Estate Plan Versus Will
While the two terms “will” and “estate plan” are often used interchangeably, this is wrong, as they are two different things. An estate plan is a set of legal documents to prepare for your death or disability. A will is just one of those legal documents, albeit an important one.
Your lawyer will help you compose an estate plan, which of course includes your will. To be clear, the will is the core piece of your estate plan, and most people will use this word when referring to the estate plan as a whole.
In short, your will has to answer three major questions:
Who do you want to have your stuff? A will provides orderly distribution of your property at death according to your wishes.
Who do you want to be in charge of carrying out your wishes as expressed in the will? The “executor” is the person who will be responsible for making sure the will is carried out as written.
Who do you want to take care of your kids? If you have minor children (kids under age 18), you’ll want to designate a legal guardian(s) who will take care of your children until they are adults.

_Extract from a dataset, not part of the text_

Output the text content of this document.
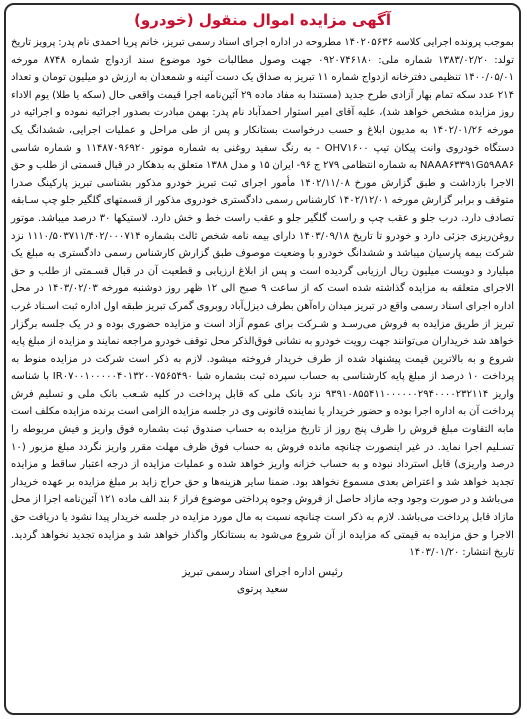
آگهی مزایده اموال منقول (خودرو)

بموجب پرونده اجرایی کلاسه ۱۴۰۲۰۵۶۳۶ مطروحه در اداره اجرای اسناد رسمی تبریز، خانم پریا احمدی نام پدر: پرویز تاریخ تولد: ۱۳۸۳/۰۲/۲۰ شماره ملی: ۰۹۲۰۷۴۶۱۸۰ جهت وصول مطالبات خود موضوع سند ازدواج شماره ۸۷۴۸ مورخه ۱۴۰۰/۰۵/۰۱ تنظیمی دفترخانه ازدواج شماره ۱۱ تبریز به صداق یک دست آئینه و شمعدان به ارزش دو میلیون تومان و تعداد ۲۱۴ عدد سکه تمام بهار آزادی طرح جدید (مستندا به مفاد ماده ۲۹ آئین‌نامه اجرا قیمت واقعی حال (سکه یا طلا) یوم الاداء روز مزایده مشخص خواهد شد)، علیه آقای امیر استوار احمدآباد نام پدر: بهمن مبادرت بصدور اجرائیه نموده و اجرائیه در مورخه ۱۴۰۲/۰۱/۲۶ به مدیون ابلاغ و حسب درخواست بستانکار و پس از طی مراحل و عملیات اجرایی، ششدانگ یک دستگاه خودروی وانت پیکان تیپ OHV۱۶۰۰ - به رنگ سفید روغنی به شماره موتور ۱۱۴۸۷۰۹۶۹۲۰ و شماره شاسی NAAA۶۳۳۹۱G۵۹AA۶ به شماره انتظامی ۲۷۹ ج ۹۶- ایران ۱۵ و مدل ۱۳۸۸ متعلق به بدهکار در قبال قسمتی از طلب و حق الاجرا بازداشت و طبق گزارش مورخ ۱۴۰۲/۱۱/۰۸ مأمور اجرای ثبت تبریز خودرو مذکور بشناسی تبریز پارکینگ صدرا متوقف و برابر گزارش مورخه ۱۴۰۲/۱۲/۰۱ کارشناس رسمی دادگستری خودروی مذکور از قسمتهای گلگیر جلو چپ سـابقه تصادف دارد. درب جلو و عقب چپ و راست گلگیر جلو و عقب راست خط و خش دارد. لاستیکها ۳۰ درصد میباشد. موتور روغن‌ریزی جزئی دارد و خودرو تا تاریخ ۱۴۰۳/۰۹/۱۸ دارای بیمه نامه شخص ثالث بشماره ۱۱۱۰/۵۰۳۷۱۱/۴۰۲/۰۰۰۷۱۴ نزد شرکت بیمه پارسیان میباشد و ششدانگ خودرو با وضعیت موصوف طبق گزارش کارشناس رسمی دادگستری به مبلغ یک میلیارد و دویست میلیون ریال ارزیابی گردیده است و پس از ابلاغ ارزیابی و قطعیت آن در قبال قسـمتی از طلب و حق الاجرای متعلقه به مزایده گذاشته شده است که از ساعت ۹ صبح الی ۱۲ ظهر روز دوشنبه مورخه ۱۴۰۳/۰۲/۰۳ در محل اداره اجرای اسناد رسمی واقع در تبریز میدان راه‌آهن بطرف دیزل‌آباد روبروی گمرک تبریز طبقه اول اداره ثبت اسـناد غرب تبریز از طریق مزایده به فروش می‌رسـد و شـرکت برای عموم آزاد است و مزایده حضوری بوده و در یک جلسه برگزار خواهد شد خریداران می‌توانند جهت رویت خودرو به نشانی فوق‌الذکر محل توقف خودرو مراجعه نمایند و مزایده از مبلغ پایه شروع و به بالاترین قیمت پیشنهاد شده از طرف خریدار فروخته میشود. لازم به ذکر است شرکت در مزایده منوط به پرداخت ۱۰ درصد از مبلغ پایه کارشناسی به حساب سپرده ثبت بشماره شبا IR۰۷۰۰۱۰۰۰۰۰۴۰۱۳۲۰۰۷۵۶۵۴۹۰ با شناسه واریز ۹۳۹۱۰۸۵۵۴۱۱۰۰۰۰۰۰۲۹۴۰۰۰۰۲۳۲۱۱۴ نزد بانک ملی که قابل پرداخت در کلیه شـعب بانک ملی و تسلیم فرش پرداخت آن به اداره اجرا بوده و حضور خریدار یا نماینده قانونی وی در جلسه مزایده الزامی است برنده مزایده مکلف است مابه التفاوت مبلغ فروش را ظرف پنج روز از تاریخ مزایده به حساب صندوق ثبت بشماره فوق واریز و فیش مربوطه را تسـلیم اجرا نماید. در غیر اینصورت چنانچه مانده فروش به حساب فوق ظرف مهلت مقرر واریز نگردد مبلغ مزبور (۱۰ درصد واریزی) قابل استرداد نبوده و به حساب خزانه واریز خواهد شده و عملیات مزایده از درجه اعتبار ساقط و مزایده تجدید خواهد شد و اعتراض بعدی مسموع نخواهد بود. ضمنا سایر هزینه‌ها و حق حراج زاید بر مبلغ مزایده بر عهده خریدار می‌باشد و در صورت وجود وجه مازاد حاصل از فروش وجوه پرداختی موضوع فراز ۶ بند الف ماده ۱۲۱ آئین‌نامه اجرا از محل مازاد قابل پرداخت می‌باشد. لازم به ذکر است چنانچه نسبت به مال مورد مزایده در جلسه خریدار پیدا نشود یا دریافت حق الاجرا و حق مزایده به قیمتی که مزایده از آن شروع می‌شود به بستانکار واگذار خواهد شد و مزایده تجدید نخواهد گردید. تاریخ انتشار: ۱۴۰۳/۰۱/۲۰

رئیس اداره اجرای اسناد رسمی تبریز
سعید پرتوی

There are six documents that should be part of most everyone’s estate plan:
Estate plan questionnaire
Power of attorney for healthcare
Power of attorney for finances
Disposition of personal property
Disposition of final remains
Cost Of Estate Planning
Like anything else, the cost for the preparation and filing of the documents you asked about will vary depending on where you live. The price is not a set amount. Different attorneys value their time in different ways. The cost of a basic estate plan will probably be in the range of a few hundred dollars, though it's important to remember that lower cost may well reflect in the quality of an attorney's work — cheaper is not always better.
Estate Planning Vs Legacy Planning Vs Financial Planning
Financial planning can often have a more immediate goal than estate planning. Financial planning allows you to make decisions about your assets to help you achieve your goals in life. Conversely, an estate planning attorney is adept at understanding State and Federal laws to allow you to secure your financial legacy for your family.
When you plan your legacy, you consciously shape the way that you will be remembered after you pass away. A legacy plan could include acts of charitable giving, and it may also include family heirlooms. The heirlooms that you have in your possession are historical artifacts, you can be very selective with regard to the way that you pass these along.